Huber und Lusnig (2022, S. 52–55) sowie Sandmeier und Herzog (2022) fassen Ursachen für den Lehrkräftemangel zusammen: 

  • eine anhaltend hohe Pensionierungswelle (BMBWF, 2021); 
  • erhöhte Teilzeitbeschäftigung, u. a. bedingt durch erhöhte Belastungen;
  • zunehmende Abbrecherquote in den ersten Jahren der Lehrpraxis (Sandmeier & Herzog, 2022), was „auf einen Realitätsschock, auf die oft schwierigen Arbeitsbedingungen […] und fehlende Begleitstrukturen für Berufseinsteigende zurückgeführt [wird].“ (Huber & Lusnig, 2022, S. 54).
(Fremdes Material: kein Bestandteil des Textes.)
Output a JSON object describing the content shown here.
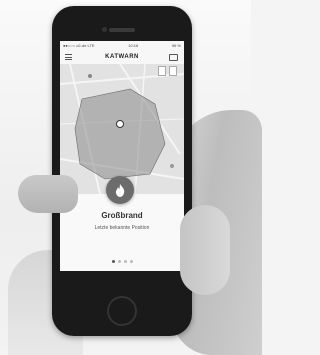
{
  "statusbar": {
    "carrier": "●●○○○ o2-de LTE",
    "time": "10:16",
    "battery": "96 %"
  },
  "navbar": {
    "title": "KATWARN",
    "menu_icon": "hamburger-icon",
    "right_icon": "chat-icon"
  },
  "map": {
    "layer_icons": [
      "layers-icon",
      "list-icon"
    ],
    "marker_icon": "location-marker-icon"
  },
  "event": {
    "icon": "flame-icon",
    "title": "Großbrand",
    "subtitle": "Letzte bekannte Position"
  },
  "pager": {
    "count": 4,
    "active_index": 0
  },
  "colors": {
    "accent_zone": "#8a8a8a",
    "fire_button": "#6c6c6c"
  }
}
Forschungsergebnisse aus der Schweiz (z. B. BFS, 2019) untermauern diese Vermutung: Studierendenzahlen pädagogischer Hochschulen in der Schweiz steigen tendenziell und die Absolventinnen und Absolventen steigen nach spätestens fünf Jahren zu 90 % in den Lehrberuf ein. Die Problematik scheint also mitunter weniger in der Rekrutierung, sondern mehr in der (Er-)Haltung des Personals begründet zu sein.
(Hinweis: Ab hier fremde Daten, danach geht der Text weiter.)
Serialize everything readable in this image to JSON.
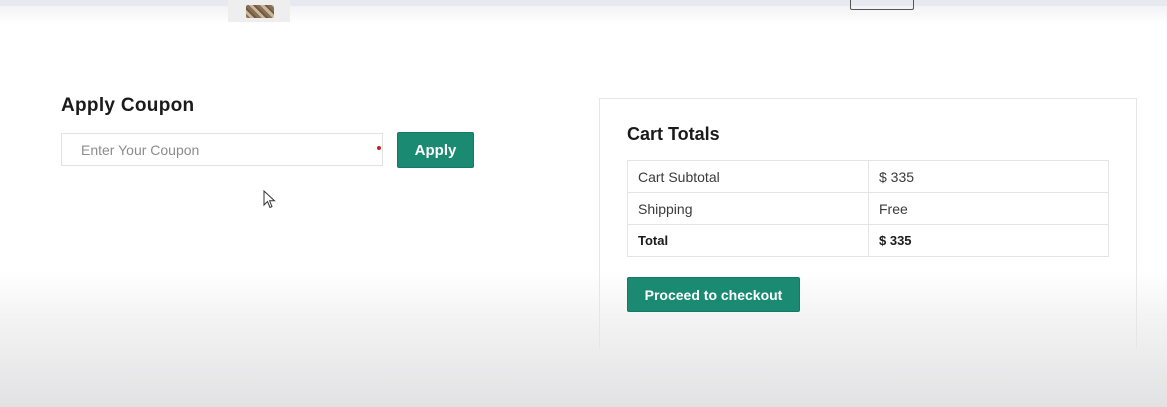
{
  "coupon": {
    "title": "Apply Coupon",
    "input_placeholder": "Enter Your Coupon",
    "input_value": "",
    "apply_label": "Apply"
  },
  "cart_totals": {
    "title": "Cart Totals",
    "rows": [
      {
        "label": "Cart Subtotal",
        "value": "$ 335"
      },
      {
        "label": "Shipping",
        "value": "Free"
      },
      {
        "label": "Total",
        "value": "$ 335"
      }
    ],
    "checkout_label": "Proceed to checkout"
  },
  "colors": {
    "accent": "#1a8a72",
    "required_marker": "#c0242b"
  },
  "icons": {
    "cursor": "mouse-pointer-icon"
  }
}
  • mangelnde Wertschätzung, i. e., das Erleben und Erhalten von Anerkennung, Aufmerksamkeit und konstruktivem Feedback und soziale Unterstützung fehlen. Weiter scheint in dem Zusammenhang ein Mangel an Sinnhaftigkeit auszuübender Tätigkeiten sowie eine Diskrepanz zwischen Aufgaben und Fähigkeiten zu bestehen (z. B. Herzog et al., 2023).
  • die mentale Erschöpfung von Lehrpersonen, die u. a. auch im Zusammenhang mit obigen Ursachen steht.
  • ein Lohnniveau, das (die skizzierten) Schwachpunkte des Lehrberufs nicht abmildern kann.

Erschwerend hinzu kommt, dass zahlreiche Lehramtsstudierende ihr Studium (frühzeitig) abbrechen (Hartl et al., 2022; Süßenbach et al., 2023). Süßenbach et al. (2023) veranschaulichen, dass in best case Szenarien nur etwa 75 %, in worst case Szenarien sogar nur weniger als 10 % tatsächlich ihre Ausbildung abschließen. Während die Schülerinnen- und Schülerzahlen steigen, sehen sich diese einer abnehmenden Lehrerschaft gegenüber (u. a. Huber et al., 2023; BFS, 2022).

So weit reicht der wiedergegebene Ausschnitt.